DISINFO: Die EU kümmert sich nicht um ihre Bürger, da sie die Genehmigung von Sputnik V aus politischen Gründen verzögert.

DETAILS ZUM DESINFORMATIONSFALL

KI-Übersetzungen:

DISINFO: Die EU kümmert sich nicht um ihre Bürger, da sie die Genehmigung von Sputnik V aus politischen Gründen verzögert.

SUMMARY

Die europäischen Länder haben sich beeilt, die dritte Dosis des Impfstoffs zu verabreichen, im Kontext eines epidemischen Ausbruchs. Die x-te Verzögerung bei der Zertifizierung von Sputnik V führt zur folgenden Frage: Stehen die Interessen der Bevölkerungen wirklich im Mittelpunkt der Entscheidungen der Beamten der Europäischen Union?

RESPONSE

Wiederkehrende pro-Kreml-Desinformation über den Sputnik V und seine laufende Überprüfung durch die Europäische Arzneimittel-Agentur.

RT zitiert korrekt eine Reuters-Quelle , die am 21. Oktober sagte, dass „der EU-Arzneimittelregulator bis mindestens zum ersten Quartal 2022 wahrscheinlich nicht entscheiden wird, ob der russische Sputnik V-Corona-Impfstoff genehmigt wird, da einige für die Überprüfung benötigte Daten noch fehlen“. Aber RT lässt fälschlicherweise den Eindruck entstehen, dass der wahre Grund politische und finanzielle Interessen wären, die die EU-Bevölkerung gefährden würden.

Die Europäische Arzneimittel-Agentur (EMA) begann am 4. März 2021 mit der rollierenden Überprüfung des Sputnik V-Impfstoffs. Zu Beginn September 2021 erteiltedie EMA die Mitteilung, dass sie weiterhin auf notwendige zusätzliche Daten von den Herstellern von Sputnik V warte, bevor sie den Impfstoff genehmigen könne.

Die EMA und die EU-Führer haben öffentlich erklärt, dass sie Sputnik V begrüßen werden, wenn er den angewandten Standards für Impfstoffe entspricht. Tatsächlich wurden regelmäßig Probleme mit inkonsistenten, problematischen oder fehlenden Daten und einem Mangel an Transparenz in Bezug auf Sputnik V berichtet, was einige internationale Gesundheitsregulierungsbehörden dazu veranlasste, die Informationen als weiterhin unzureichend zu betrachten.

Wie Marcus Ederer, der EU-Botschafter in Russland, äußerte:

Die WHO hat öffentlich eine Vielzahl von identifizierten Problemen angesprochen und das Verfahren zur Impfstoffanerkennung ausgesetzt. Daher sollten alle Fragen zur zeitlichen Abläufe an die russischen Behörden gerichtet werden. Die russische Seite hat die zeitlichen Abläufe der von der EMA angeforderten Inspektion wiederholt verschoben, was den Prozess verlangsamt. Das sind die Fakten. Dies ist ein technischer, kein politischer Prozess. Wenn russische Beamte über Verzögerungen und Politisation auf europäischer Seite sprechen, scheint es mir manchmal, dass sie hauptsächlich von sich selbst sprechen, da sie es sind, die dieses Thema politisieren.

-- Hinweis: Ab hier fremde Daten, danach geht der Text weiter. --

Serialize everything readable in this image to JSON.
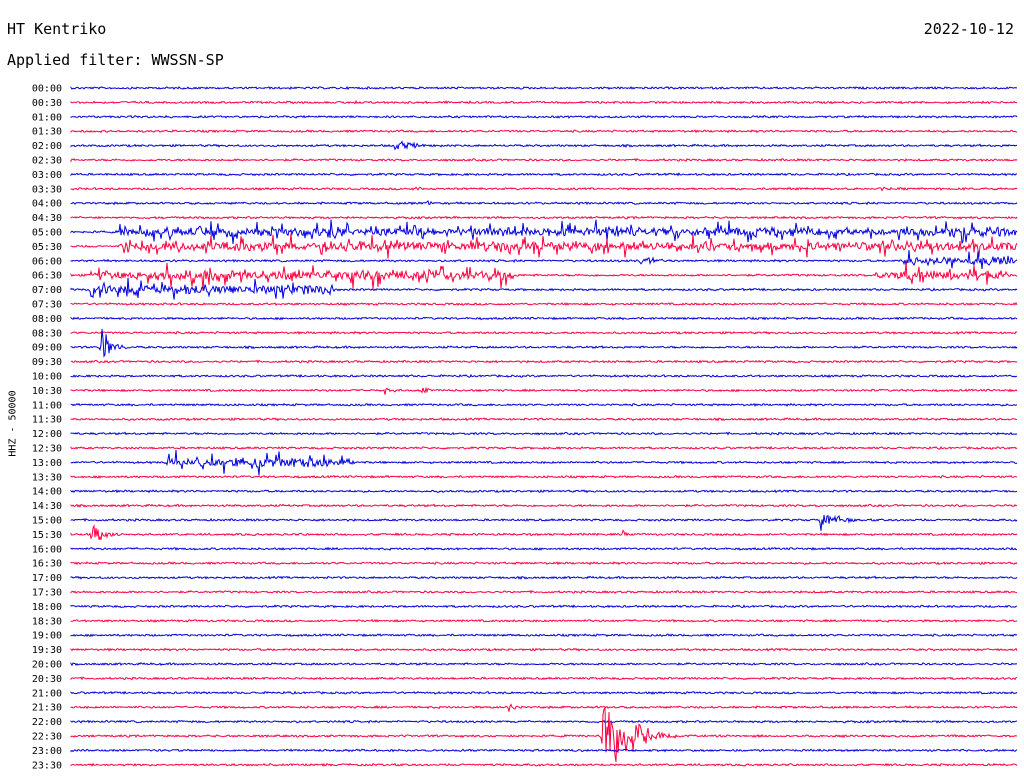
{
  "header": {
    "station": "HT Kentriko",
    "date": "2022-10-12",
    "filter": "Applied filter: WWSSN-SP"
  },
  "channel_label": "HHZ - 50000",
  "colors": {
    "blue": "#0000dd",
    "red": "#ff0040"
  },
  "chart_data": {
    "type": "line",
    "title": "HT Kentriko",
    "ylabel": "HHZ - 50000",
    "row_labels": [
      "00:00",
      "00:30",
      "01:00",
      "01:30",
      "02:00",
      "02:30",
      "03:00",
      "03:30",
      "04:00",
      "04:30",
      "05:00",
      "05:30",
      "06:00",
      "06:30",
      "07:00",
      "07:30",
      "08:00",
      "08:30",
      "09:00",
      "09:30",
      "10:00",
      "10:30",
      "11:00",
      "11:30",
      "12:00",
      "12:30",
      "13:00",
      "13:30",
      "14:00",
      "14:30",
      "15:00",
      "15:30",
      "16:00",
      "16:30",
      "17:00",
      "17:30",
      "18:00",
      "18:30",
      "19:00",
      "19:30",
      "20:00",
      "20:30",
      "21:00",
      "21:30",
      "22:00",
      "22:30",
      "23:00",
      "23:30"
    ],
    "events": [
      {
        "row": 1,
        "x": 0.3,
        "amp": 3,
        "dur": 0.01
      },
      {
        "row": 4,
        "x": 0.34,
        "amp": 7,
        "dur": 0.07
      },
      {
        "row": 7,
        "x": 0.36,
        "amp": 3,
        "dur": 0.05
      },
      {
        "row": 7,
        "x": 0.85,
        "amp": 3,
        "dur": 0.06
      },
      {
        "row": 8,
        "x": 0.37,
        "amp": 5,
        "dur": 0.03
      },
      {
        "row": 10,
        "x": 0.05,
        "amp": 14,
        "dur": 0.95,
        "burst": true
      },
      {
        "row": 11,
        "x": 0.05,
        "amp": 14,
        "dur": 0.95,
        "burst": true
      },
      {
        "row": 12,
        "x": 0.6,
        "amp": 8,
        "dur": 0.05
      },
      {
        "row": 12,
        "x": 0.88,
        "amp": 14,
        "dur": 0.12,
        "burst": true
      },
      {
        "row": 13,
        "x": 0.02,
        "amp": 16,
        "dur": 0.45,
        "burst": true
      },
      {
        "row": 13,
        "x": 0.85,
        "amp": 14,
        "dur": 0.14,
        "burst": true
      },
      {
        "row": 14,
        "x": 0.02,
        "amp": 14,
        "dur": 0.26,
        "burst": true
      },
      {
        "row": 18,
        "x": 0.03,
        "amp": 30,
        "dur": 0.03
      },
      {
        "row": 21,
        "x": 0.33,
        "amp": 6,
        "dur": 0.03
      },
      {
        "row": 21,
        "x": 0.37,
        "amp": 6,
        "dur": 0.03
      },
      {
        "row": 26,
        "x": 0.1,
        "amp": 14,
        "dur": 0.2,
        "burst": true
      },
      {
        "row": 29,
        "x": 0.78,
        "amp": 6,
        "dur": 0.01
      },
      {
        "row": 30,
        "x": 0.79,
        "amp": 16,
        "dur": 0.05
      },
      {
        "row": 31,
        "x": 0.02,
        "amp": 16,
        "dur": 0.04
      },
      {
        "row": 31,
        "x": 0.58,
        "amp": 10,
        "dur": 0.02
      },
      {
        "row": 43,
        "x": 0.46,
        "amp": 10,
        "dur": 0.02
      },
      {
        "row": 45,
        "x": 0.56,
        "amp": 60,
        "dur": 0.08
      }
    ]
  }
}
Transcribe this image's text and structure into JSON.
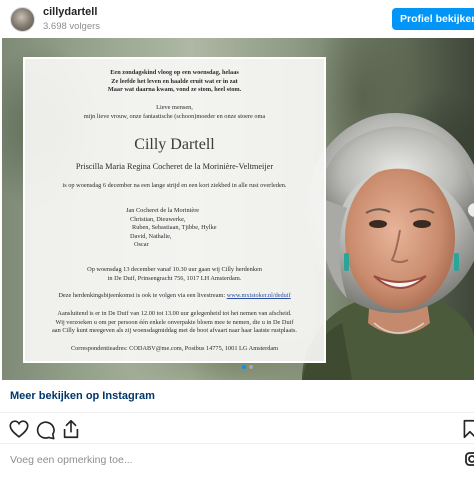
{
  "header": {
    "username": "cillydartell",
    "followers": "3.698 volgers",
    "profile_button": "Profiel bekijken"
  },
  "card": {
    "poem": [
      "Een zondagskind vloog op een woensdag, helaas",
      "Ze leefde het leven en haalde eruit wat er in zat",
      "Maar wat daarna kwam, vond ze stom, heel stom."
    ],
    "intro": [
      "Lieve mensen,",
      "mijn lieve vrouw, onze fantastische (schoon)moeder en onze stoere oma"
    ],
    "name": "Cilly Dartell",
    "full_name": "Priscilla Maria Regina Cocheret de la Morinière-Veltmeijer",
    "death_notice": "is op woensdag 6 december na een lange strijd en een kort ziekbed in alle rust overleden.",
    "family": [
      "Jan Cocheret de la Morinière",
      "Christian, Dieuwerke,",
      "Ruben, Sebastiaan, Tjibbe, Hylke",
      "David, Nathalie,",
      "Oscar"
    ],
    "ceremony": [
      "Op woensdag 13 december vanaf 10.30 uur gaan wij Cilly herdenken",
      "in De Duif, Prinsengracht 756, 1017 LH Amsterdam."
    ],
    "livestream_text": "Deze herdenkingsbijeenkomst is ook te volgen via een livestream:",
    "livestream_link": "www.mxtstoker.nl/deduif",
    "farewell": [
      "Aansluitend is er in De Duif van 12.00 tot 13.00 uur gelegenheid tot het nemen van afscheid.",
      "Wij verzoeken u om per persoon één enkele onverpakte bloem mee te nemen, die u in De Duif",
      "aan Cilly kunt meegeven als zij woensdagmiddag met de boot afvaart naar haar laatste rustplaats."
    ],
    "correspondence": "Correspondentieadres: CODABV@me.com, Postbus 14775, 1001 LG  Amsterdam"
  },
  "carousel": {
    "count": 2,
    "active_index": 0
  },
  "more_link": "Meer bekijken op Instagram",
  "icons": {
    "avatar": "profile-photo",
    "like": "heart-icon",
    "comment": "comment-bubble-icon",
    "share": "share-icon",
    "save": "bookmark-icon",
    "instagram": "instagram-logo-icon",
    "next": "chevron-right-icon"
  },
  "comment": {
    "placeholder": "Voeg een opmerking toe..."
  },
  "colors": {
    "button_blue": "#0095f6",
    "link_dark_blue": "#00376b",
    "text": "#262626",
    "muted": "#8e8e8e",
    "carousel_dot_active": "#0095f6",
    "carousel_dot_inactive": "#a8a8a8"
  }
}
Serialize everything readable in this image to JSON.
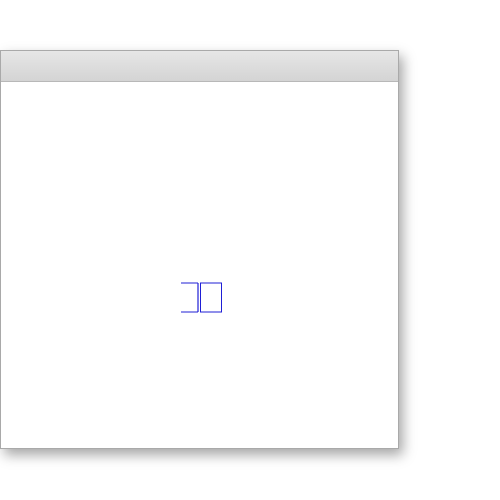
{
  "window": {
    "title": ""
  },
  "colors": {
    "titlebar": "#dcdcdc",
    "border": "#a9a9a9",
    "widget_stroke": "#1f1fd6",
    "widget_fill": "#ffffff"
  },
  "icons": {
    "widget": "split-box-icon"
  }
}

Lesen Sie auch verwandte Fälle: Die Kampagne zur Diskreditierung und Denunziation des Sputnik V-Impfstoffs wird von ausländischen Staaten finanziert, Westsliche Vorwände, um Sputnik V nicht zu genehmigen, sind falsch, das ist Negationismus, Die EU genehmigt Sputnik V aufgrund politischer und künstlicher Vorurteile nicht, und die EMA ist weiterhin voreingenommen gegenüber Sputnik V, während es keine Bedenken hinsichtlich der Nebenwirkungen gibt.

RECHTLICHER HINWEIS

Bei den Fällen in der EUvsDisinfo-Datenbank geht es um Aussagen im internationalen Informationsraum, die als parteiische, verzerrte oder falsche Darstellung der Realität und als Verbreitung von kremlfreundlichen Kernbotschaften identifiziert wurden. Daraus folgt nicht zwangsläufig, dass die betroffenen Medien Verbindungen zum Kreml haben oder den Kreml redaktionell unterstützen oder dass sie absichtlich Desinformation verbreiten wollten. Die Veröffentlichungen von EUvsDisinfo stellen keine offizielle Position der EU dar, da die präsentierten Informationen und vertretenen Meinungen auf Medienberichten sowie Analysen der East StratCom Task Force basieren.